The other major thing that happened when I desegregated my Twitter feed is that it sharpened into relief just how White my physical community was. Whereas my timeline came to contain a representative slice of the American population, with perhaps a slight overrepresentation of Black voices, my town remained 97% White. Despite having spent the rest of my life in more integrated towns and institutions, just two years in an all-White environment had affected my perception of what constituted reality. Whether you call it "White privilege" or not, the ability to permanently escape the negative effects of racial injustice in American culture is an option only enjoyed by White people.

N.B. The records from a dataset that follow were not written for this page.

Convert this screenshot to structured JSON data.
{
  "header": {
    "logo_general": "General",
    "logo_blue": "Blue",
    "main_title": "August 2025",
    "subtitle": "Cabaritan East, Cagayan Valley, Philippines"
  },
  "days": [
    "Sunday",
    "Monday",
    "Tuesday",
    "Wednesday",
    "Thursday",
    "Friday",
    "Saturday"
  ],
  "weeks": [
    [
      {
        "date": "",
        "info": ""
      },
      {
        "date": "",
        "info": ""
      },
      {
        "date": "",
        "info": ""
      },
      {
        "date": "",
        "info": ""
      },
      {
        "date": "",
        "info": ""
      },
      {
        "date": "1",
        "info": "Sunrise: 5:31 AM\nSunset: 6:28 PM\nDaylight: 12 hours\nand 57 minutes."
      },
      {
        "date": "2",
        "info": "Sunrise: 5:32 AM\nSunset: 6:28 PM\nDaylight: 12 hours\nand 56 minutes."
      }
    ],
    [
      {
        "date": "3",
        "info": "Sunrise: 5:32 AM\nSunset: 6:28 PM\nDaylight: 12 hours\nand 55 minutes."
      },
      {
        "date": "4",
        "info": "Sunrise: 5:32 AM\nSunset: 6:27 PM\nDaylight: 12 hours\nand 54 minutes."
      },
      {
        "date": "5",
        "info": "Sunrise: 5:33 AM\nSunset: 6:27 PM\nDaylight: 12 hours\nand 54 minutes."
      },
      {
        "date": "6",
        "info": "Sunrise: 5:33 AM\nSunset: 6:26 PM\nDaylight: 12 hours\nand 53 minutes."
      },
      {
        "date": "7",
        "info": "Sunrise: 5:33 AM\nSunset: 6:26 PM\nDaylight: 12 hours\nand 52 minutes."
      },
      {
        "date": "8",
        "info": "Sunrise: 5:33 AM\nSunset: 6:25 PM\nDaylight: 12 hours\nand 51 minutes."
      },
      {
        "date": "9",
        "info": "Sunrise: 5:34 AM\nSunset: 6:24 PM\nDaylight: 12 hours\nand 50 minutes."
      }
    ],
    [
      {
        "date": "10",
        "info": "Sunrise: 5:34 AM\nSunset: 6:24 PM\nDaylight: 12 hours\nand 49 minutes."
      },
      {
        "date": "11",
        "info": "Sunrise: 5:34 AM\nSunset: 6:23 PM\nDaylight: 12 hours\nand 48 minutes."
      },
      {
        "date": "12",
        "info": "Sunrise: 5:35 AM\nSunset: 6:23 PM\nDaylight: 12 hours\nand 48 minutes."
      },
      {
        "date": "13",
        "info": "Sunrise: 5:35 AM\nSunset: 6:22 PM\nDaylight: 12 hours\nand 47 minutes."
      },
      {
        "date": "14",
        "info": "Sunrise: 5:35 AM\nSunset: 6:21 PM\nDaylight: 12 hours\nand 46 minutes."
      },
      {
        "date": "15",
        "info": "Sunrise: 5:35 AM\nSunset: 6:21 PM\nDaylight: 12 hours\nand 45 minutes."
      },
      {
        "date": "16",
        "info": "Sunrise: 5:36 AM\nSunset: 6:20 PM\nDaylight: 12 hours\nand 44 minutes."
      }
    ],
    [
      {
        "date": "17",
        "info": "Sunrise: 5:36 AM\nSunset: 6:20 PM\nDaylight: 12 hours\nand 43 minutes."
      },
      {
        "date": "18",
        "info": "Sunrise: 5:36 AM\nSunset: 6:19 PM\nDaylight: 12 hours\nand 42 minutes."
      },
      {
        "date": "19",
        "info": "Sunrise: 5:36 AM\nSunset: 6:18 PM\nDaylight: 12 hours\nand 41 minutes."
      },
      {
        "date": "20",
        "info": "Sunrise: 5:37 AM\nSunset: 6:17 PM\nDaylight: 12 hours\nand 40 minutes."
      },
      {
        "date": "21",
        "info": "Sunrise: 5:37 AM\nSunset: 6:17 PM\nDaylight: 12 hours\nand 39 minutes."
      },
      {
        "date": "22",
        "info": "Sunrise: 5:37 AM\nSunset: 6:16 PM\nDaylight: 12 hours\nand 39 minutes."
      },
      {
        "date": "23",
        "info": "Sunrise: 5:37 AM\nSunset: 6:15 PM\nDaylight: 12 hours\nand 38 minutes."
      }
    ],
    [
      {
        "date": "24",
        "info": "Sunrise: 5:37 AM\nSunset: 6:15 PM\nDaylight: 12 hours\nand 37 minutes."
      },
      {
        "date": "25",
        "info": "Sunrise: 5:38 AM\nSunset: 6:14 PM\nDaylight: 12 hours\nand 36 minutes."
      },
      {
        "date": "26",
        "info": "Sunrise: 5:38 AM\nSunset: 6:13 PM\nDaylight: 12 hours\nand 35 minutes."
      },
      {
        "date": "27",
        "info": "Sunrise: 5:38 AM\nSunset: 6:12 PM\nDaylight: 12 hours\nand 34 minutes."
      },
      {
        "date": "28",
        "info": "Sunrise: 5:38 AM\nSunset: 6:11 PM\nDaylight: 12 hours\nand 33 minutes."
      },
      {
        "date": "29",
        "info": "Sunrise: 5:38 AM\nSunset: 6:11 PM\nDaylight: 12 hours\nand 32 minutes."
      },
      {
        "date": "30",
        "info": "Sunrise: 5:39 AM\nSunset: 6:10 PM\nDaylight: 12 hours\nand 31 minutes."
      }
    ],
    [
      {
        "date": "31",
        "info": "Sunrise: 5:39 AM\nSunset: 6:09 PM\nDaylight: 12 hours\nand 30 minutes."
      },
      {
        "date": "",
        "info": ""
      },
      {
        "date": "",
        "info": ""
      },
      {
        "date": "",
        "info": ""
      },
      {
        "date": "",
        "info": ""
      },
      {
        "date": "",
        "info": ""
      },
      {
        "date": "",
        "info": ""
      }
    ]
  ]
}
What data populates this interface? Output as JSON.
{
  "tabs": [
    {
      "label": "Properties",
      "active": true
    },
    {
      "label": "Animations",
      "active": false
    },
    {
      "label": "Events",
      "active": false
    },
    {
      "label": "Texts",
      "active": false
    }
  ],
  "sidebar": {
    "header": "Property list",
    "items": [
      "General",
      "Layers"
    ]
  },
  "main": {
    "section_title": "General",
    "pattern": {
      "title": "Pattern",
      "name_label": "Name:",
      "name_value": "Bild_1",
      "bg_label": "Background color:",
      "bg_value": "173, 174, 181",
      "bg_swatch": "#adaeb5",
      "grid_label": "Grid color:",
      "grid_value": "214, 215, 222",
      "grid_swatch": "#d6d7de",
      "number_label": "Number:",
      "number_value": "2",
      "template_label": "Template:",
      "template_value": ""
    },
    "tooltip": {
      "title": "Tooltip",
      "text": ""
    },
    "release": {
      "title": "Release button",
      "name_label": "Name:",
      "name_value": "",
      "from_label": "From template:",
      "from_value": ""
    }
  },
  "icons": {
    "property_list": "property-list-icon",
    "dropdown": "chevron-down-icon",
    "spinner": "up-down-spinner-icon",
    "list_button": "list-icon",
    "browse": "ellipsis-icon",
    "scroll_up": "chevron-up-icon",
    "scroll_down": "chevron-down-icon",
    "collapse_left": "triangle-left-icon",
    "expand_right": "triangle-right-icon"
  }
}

My wife and I now live in a more integrated environment, but my two years in the Massachusetts suburbs illustrated to me that whether real or virtual, segregation is a human construct that can be overcome by human counteractions. I will never choose a job or residence again without contemplating the impact that choice will have on my values. I also will remain vigilant about the demographic composition of the spaces, real and virtual, that I choose to enter. The cognitive dissonance I experienced in those two years taught me more about the psychology of privilege than any other period of my life. When you live amongst White homogeneity, it's not just easier on your psyche to avoid contemplating your own role in segregation: it's the bare necessity to prevent madness. Denying privilege isn't just an attempt at maintaining power; it's the act of preserving one's own mental health.